The main fact for me is to be aware that this is what happens - either a SELECT * FROM dbo.YourTable, or (better) a SELECT (list of all columns) FROM dbo.YourTable.
This is not a problem when you really want the whole object and all its properties, and as long as you load a few rows, that's fine, too - the convenience beats the raw performance.
You might need to think about changing your database structures a little bit - things like:
maybe put large columns like BLOBs into separate tables with a 1:1 link to your base table - that way, a select on the parent tables doesn't grab all those large blobs of data
maybe put groups of columns that are optional, that might only show up in certain situations, into separate tables and link them - again, just to keep the base tables lean'n'mean
Also: avoid trying to "arm-wrestle" your ORM into doing bulk operations - that's just not their strong point.
And: keep an eye on performance, and try to pick an ORM that allows you to change certain operations into e.g. stored procedures - Entity Framework 4 allows this. So if the deletes are killing you - maybe you just write a Delete stored proc for that table and handle that operation differently.
The question here covers your options fairly well. Basically you're limited to hand-crafting the HQL/SQL. It's something you want to do if you run into scalability problems, but if you do in my experience it can have a very large positive impact. In particular, it saves a lot of disk and network IO, so your scalability can take a big jump. Not something to do right away though: analyse then optimise.
Are there other ways to limit returned columns other than the ones I listed above?
NHibernate lets you add projections to your queries so you wouldn't need to use views or procs just to limit your columns.
For me this has only been an issue if the tables has LOTS of columns > 30 or if the column had alot of data for example a over 5000 character in a field.
The approach I have used is to just map another object to the existing table but with only the fields I need. So for a search that populates a table with 100 rows I would have a
MyObjectLite, but when I click to view the Details of that Row I would call a GetById and return a MyObject that has all the columns.
Another approach is to use custom SQL, Stroed procs but I only think you should go down this path if you REALLY need the performance gain and have users complaining.

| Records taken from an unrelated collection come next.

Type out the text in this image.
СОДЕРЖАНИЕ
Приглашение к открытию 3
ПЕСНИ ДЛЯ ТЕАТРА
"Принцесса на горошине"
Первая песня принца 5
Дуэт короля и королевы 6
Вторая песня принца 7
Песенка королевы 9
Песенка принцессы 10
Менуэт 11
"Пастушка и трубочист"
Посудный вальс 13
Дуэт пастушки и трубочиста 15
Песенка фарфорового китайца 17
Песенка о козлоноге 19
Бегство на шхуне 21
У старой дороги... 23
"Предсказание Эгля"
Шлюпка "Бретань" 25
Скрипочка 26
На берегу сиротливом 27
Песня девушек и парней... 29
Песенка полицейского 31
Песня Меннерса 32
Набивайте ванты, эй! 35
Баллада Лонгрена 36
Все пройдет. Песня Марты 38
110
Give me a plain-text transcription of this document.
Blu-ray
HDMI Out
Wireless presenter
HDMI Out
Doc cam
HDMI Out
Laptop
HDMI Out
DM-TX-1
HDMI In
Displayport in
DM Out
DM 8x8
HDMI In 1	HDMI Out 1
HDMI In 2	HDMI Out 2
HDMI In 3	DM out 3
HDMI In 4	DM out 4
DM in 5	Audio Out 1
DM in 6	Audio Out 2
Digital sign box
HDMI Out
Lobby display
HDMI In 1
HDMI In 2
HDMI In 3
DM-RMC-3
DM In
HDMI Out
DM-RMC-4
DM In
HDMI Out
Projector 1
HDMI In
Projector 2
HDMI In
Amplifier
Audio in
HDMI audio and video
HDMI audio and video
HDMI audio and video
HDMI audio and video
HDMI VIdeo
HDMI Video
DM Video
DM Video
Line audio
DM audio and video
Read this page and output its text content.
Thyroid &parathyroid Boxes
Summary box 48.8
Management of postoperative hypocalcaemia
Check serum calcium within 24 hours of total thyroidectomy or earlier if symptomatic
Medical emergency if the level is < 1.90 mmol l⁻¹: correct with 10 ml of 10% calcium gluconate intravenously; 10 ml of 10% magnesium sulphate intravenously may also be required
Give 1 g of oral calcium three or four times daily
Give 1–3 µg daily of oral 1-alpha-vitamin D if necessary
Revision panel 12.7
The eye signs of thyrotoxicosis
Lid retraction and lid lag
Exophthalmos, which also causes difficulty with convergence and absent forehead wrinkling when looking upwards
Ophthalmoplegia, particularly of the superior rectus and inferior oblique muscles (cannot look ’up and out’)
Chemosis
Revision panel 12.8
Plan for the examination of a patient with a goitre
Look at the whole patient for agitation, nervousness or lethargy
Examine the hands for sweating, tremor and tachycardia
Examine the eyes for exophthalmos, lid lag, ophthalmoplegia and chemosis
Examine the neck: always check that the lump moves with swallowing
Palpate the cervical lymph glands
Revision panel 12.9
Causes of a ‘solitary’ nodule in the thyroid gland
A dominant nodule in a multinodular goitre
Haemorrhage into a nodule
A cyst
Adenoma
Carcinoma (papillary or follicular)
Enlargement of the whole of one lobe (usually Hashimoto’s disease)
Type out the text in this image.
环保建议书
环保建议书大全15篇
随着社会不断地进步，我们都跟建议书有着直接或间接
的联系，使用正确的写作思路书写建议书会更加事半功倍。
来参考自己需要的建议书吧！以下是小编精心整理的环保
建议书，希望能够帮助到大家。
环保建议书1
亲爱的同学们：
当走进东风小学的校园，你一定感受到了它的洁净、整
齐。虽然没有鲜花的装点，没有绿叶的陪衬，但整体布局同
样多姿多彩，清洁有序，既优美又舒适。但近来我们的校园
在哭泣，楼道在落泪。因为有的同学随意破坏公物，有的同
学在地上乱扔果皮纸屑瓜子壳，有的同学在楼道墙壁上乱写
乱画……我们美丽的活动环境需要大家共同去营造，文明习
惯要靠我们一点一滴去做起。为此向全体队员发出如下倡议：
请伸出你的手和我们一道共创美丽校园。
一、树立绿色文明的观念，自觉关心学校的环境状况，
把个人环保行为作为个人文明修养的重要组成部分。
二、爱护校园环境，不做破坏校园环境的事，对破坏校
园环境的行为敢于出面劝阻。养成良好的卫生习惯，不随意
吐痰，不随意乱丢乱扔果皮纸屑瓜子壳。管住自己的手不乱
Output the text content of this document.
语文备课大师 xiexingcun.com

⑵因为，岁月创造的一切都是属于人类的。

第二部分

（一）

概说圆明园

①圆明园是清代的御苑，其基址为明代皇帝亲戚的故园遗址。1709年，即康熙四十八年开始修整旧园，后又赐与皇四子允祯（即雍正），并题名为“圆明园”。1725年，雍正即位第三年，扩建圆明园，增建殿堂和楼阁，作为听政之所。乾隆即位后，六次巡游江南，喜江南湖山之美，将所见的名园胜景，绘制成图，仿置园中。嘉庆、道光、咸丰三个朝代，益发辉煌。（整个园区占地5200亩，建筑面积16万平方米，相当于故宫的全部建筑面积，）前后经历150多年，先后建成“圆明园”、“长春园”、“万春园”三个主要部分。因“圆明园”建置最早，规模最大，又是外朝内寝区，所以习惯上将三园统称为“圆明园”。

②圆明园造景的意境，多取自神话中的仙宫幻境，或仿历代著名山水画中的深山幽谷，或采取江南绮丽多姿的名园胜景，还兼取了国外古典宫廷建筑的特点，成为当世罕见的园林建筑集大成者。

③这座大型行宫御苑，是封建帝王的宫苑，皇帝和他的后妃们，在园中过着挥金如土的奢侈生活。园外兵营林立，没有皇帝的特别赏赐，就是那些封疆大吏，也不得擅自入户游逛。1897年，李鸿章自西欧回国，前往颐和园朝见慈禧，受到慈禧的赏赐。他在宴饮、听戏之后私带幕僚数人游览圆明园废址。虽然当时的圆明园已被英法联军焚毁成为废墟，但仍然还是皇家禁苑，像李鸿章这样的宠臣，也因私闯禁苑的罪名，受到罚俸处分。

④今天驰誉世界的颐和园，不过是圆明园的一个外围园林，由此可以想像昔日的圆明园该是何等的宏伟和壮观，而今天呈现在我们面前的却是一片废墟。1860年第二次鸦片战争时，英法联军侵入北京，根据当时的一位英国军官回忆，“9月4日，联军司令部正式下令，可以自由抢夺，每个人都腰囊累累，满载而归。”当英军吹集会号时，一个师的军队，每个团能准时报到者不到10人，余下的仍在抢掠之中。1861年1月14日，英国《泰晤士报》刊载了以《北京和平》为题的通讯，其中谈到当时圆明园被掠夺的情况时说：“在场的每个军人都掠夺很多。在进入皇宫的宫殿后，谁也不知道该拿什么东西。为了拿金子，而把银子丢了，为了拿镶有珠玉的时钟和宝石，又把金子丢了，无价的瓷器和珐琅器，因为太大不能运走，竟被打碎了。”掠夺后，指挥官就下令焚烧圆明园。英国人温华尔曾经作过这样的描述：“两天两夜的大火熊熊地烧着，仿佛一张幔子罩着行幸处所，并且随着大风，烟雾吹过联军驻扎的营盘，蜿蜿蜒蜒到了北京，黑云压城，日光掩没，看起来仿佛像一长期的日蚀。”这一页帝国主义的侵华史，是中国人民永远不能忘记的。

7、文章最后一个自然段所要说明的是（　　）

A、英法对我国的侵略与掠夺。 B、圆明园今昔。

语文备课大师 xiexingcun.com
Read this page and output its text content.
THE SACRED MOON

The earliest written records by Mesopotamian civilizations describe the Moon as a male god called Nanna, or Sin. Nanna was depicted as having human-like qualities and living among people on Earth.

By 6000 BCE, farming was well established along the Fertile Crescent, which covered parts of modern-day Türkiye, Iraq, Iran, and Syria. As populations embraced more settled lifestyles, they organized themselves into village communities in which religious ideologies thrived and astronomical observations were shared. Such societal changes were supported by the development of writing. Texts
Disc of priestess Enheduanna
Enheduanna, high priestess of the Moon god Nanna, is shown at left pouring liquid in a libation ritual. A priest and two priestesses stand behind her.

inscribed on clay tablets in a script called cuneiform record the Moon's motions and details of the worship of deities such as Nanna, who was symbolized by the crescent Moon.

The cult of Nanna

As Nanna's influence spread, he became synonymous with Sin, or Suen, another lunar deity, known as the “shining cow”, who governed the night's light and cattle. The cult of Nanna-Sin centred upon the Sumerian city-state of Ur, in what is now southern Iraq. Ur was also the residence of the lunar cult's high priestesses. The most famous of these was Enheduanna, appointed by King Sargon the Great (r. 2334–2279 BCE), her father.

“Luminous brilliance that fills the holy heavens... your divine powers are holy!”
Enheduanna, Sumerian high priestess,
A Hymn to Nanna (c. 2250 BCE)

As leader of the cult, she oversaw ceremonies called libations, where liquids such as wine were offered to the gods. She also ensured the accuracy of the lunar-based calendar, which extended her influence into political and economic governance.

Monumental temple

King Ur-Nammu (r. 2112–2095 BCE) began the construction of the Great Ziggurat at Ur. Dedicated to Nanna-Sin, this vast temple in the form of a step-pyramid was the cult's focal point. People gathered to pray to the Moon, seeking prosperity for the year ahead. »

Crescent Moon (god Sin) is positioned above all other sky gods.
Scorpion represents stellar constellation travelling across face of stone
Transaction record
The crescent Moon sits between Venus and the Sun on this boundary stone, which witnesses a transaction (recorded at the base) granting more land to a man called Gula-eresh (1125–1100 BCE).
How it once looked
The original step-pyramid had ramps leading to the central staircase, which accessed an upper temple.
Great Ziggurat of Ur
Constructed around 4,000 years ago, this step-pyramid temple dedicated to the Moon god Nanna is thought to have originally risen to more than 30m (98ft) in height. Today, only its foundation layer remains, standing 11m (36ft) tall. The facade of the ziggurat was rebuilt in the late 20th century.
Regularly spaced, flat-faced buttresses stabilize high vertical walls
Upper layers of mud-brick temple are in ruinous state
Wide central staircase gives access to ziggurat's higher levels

SO unless there is a performance problem do not waste your time trying to fix a problem that does not exist.
You can limit number of returned columns by using Projection and Transformers.AliasToBean and DTO here how it looks in Criteria API:
.SetProjection(Projections.ProjectionList()
.Add(Projections.Property("Id"), "Id")
.Add(Projections.Property("PackageName"), "Caption"))
.SetResultTransformer(Transformers.AliasToBean(typeof(PackageNameDTO)));
In LLBLGen Pro, you can return Typed Lists which not only allow you to define which fields are returned but also allow you to join data so you can pull a custom list of fields from multiple tables.
Overall, I agree that for most situations, this is premature optimization.
One of the big advantages of using LLBLGen and other ORMs as well (I just feel confident speaking about LLBLGen because I have used it since its inception) is that the performance of the data access has been optimized by folks who understand the issues better than your average bear.
Whenever they figure out a way to further speed up their code, you get those changes "for free" just by re-generating your data layer or by installing a new dll.
Unless you consider yourself an expert at writing data access code, ORMs probably improve most developers efficacy and accuracy.